In 1 Samuel 15, we see the implications of this. Samuel is sent by God to tell King Saul to destroy the Amalekites, a command that comes with specific instructions: “Go and smite Amalek and utterly destroy all they have. Do not spare them, but kill both man and woman, infant and suckling, ox and sheep, camel and donkey.”

King Saul conquers the Amalekites (the command), but proceeds to stray from the specifics (the method), sparing the king, as well as “the best of the sheep and of the oxen and of the fattened calves and the lambs, and all that was good.” His excuse?
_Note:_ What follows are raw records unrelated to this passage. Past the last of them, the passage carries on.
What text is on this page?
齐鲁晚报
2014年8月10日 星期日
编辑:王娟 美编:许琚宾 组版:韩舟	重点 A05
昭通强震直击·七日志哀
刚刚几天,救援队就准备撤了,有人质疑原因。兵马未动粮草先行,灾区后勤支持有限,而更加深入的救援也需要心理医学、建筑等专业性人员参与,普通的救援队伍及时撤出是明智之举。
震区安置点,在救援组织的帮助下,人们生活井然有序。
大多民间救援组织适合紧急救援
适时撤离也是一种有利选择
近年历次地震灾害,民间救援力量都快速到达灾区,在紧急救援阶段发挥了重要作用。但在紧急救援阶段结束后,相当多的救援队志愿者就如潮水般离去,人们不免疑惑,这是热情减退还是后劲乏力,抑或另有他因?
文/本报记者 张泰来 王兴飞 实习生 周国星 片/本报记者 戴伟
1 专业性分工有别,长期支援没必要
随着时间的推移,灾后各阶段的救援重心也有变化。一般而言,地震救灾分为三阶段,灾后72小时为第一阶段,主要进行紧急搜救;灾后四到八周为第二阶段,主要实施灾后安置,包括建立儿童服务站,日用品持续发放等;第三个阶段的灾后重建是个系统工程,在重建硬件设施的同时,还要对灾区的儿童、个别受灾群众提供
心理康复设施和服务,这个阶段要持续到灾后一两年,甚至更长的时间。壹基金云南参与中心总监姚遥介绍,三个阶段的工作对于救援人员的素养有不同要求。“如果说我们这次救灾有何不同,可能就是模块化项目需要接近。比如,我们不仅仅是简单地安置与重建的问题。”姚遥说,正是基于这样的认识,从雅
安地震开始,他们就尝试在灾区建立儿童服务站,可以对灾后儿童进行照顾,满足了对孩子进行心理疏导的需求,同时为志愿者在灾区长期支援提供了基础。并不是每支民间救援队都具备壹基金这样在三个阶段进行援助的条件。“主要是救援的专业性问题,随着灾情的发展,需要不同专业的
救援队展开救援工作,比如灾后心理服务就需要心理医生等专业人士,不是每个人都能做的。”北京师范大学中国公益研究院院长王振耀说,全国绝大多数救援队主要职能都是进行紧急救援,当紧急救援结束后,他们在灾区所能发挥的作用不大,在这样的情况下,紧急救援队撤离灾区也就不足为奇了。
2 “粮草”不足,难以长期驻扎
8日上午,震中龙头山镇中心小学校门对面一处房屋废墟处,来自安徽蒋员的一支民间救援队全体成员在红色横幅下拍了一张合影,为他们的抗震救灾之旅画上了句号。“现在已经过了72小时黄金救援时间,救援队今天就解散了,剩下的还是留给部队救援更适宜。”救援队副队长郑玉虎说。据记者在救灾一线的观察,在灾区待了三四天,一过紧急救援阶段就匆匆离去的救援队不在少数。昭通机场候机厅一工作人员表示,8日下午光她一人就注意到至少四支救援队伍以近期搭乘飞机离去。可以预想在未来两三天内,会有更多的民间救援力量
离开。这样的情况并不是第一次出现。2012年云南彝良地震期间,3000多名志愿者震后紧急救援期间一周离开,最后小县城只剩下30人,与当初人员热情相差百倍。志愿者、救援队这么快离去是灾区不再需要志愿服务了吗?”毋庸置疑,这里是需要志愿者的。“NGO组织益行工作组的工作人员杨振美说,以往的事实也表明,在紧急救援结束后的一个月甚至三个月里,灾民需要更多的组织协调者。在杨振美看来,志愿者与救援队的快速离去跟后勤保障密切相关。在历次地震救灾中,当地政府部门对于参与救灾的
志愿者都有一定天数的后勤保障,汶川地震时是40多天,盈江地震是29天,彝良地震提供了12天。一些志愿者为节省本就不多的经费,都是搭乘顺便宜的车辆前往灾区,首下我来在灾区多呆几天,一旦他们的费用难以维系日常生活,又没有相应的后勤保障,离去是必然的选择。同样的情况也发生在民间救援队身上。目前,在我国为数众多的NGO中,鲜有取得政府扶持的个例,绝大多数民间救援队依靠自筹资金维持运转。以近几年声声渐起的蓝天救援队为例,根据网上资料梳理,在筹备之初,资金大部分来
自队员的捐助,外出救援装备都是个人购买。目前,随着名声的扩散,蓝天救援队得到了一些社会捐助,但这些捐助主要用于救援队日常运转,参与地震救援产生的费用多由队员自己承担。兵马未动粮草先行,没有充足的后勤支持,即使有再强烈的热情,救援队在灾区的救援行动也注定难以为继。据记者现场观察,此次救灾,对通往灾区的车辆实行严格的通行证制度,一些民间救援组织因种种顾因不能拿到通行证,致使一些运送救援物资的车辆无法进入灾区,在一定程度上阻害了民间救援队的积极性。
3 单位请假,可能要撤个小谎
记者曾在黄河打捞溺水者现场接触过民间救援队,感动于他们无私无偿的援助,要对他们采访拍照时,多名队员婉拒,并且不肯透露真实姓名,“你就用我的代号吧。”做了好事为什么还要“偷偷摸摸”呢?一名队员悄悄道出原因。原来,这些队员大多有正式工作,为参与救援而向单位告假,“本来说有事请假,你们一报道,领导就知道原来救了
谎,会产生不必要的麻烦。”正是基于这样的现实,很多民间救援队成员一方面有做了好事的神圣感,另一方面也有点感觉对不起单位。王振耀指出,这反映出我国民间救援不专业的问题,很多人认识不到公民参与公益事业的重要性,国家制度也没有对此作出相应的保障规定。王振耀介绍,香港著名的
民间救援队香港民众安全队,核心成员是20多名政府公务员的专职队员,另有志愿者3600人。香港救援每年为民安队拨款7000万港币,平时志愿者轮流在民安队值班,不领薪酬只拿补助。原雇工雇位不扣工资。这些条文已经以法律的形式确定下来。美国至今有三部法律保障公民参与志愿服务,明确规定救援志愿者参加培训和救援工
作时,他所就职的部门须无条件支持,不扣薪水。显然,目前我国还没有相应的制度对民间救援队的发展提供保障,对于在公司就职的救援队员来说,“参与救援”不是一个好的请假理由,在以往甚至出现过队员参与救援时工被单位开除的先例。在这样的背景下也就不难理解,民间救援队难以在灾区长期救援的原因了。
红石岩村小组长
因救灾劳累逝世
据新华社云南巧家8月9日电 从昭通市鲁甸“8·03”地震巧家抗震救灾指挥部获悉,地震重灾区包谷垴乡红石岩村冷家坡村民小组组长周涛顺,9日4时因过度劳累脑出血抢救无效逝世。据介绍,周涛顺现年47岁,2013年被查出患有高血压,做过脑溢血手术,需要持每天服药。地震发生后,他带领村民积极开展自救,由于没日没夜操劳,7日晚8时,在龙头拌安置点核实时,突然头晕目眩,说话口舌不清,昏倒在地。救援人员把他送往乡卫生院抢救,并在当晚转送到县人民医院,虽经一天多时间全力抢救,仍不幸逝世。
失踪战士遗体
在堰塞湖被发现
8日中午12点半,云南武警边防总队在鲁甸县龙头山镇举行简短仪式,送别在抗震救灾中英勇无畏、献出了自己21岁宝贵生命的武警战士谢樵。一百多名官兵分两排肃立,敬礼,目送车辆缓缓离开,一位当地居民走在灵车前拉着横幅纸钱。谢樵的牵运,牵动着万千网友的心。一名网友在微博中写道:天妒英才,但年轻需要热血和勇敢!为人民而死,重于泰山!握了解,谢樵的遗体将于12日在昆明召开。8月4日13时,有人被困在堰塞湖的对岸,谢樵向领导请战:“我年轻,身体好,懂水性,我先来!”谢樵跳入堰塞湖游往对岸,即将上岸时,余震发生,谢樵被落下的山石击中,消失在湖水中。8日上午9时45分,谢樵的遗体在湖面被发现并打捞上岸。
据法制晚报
They were destined for sacrifice.

When Samuel returns, Saul brags about his “good deeds,” rejoicing over the spoils he has secured as a “sacrifice to the Lord.” But despite his attempts to convert disobedience into a blessing, Samuel’s response is damning:

“Has the Lord as great delight in burnt offerings and sacrifices,
as in obeying the voice of the Lord?
Behold, to obey is better than sacrifice,
and to listen than the fat of rams.
For rebellion is as the sin of divination,
and presumption is as iniquity and idolatry.
Because you have rejected the word of the Lord,
he has also rejected you from being king.”

We don’t know Saul’s actual attitude and aims — whether he actually had “good intentions” or not — but regardless, how often do we convince ourselves of the same, believing that our good deeds or sacrifices can somehow be “good” apart from fellowship with the Holy Spirit and active relationship with God?

Such active and particular obedience can be difficult to perceive and achieve, and our failures in this area have no impact on our salvation or eternal status before God, but we were made for much, much more than humanistic action. God has given us plenty of tools to assist in transforming society — the Word, the Spirit, the Church, community, reason —  and that includes active fellowship with God in the here and now.

As fallen beings in a fallen world, we are bound to falter and fail, and God gives us grace throughout that process. But how much better would our social and cultural witness be if we’d just begin to ask that first question? “Lord, what would you have me do?”

The way of the Christian is one of altruism — of generosity, of sacrifice, of service. For God so loved, he gave. But only when our love for others is rooted in the love of God, enacted according to ways that are higher than our ways, can we expect ends that are higher than our ends.

Where is your heart ultimately pointed? Toward “good results” based on your own “good intentions,” or toward obeying and glorifying God based on his? Alas, if your good intentions aren’t enough, your good results won’t be, either.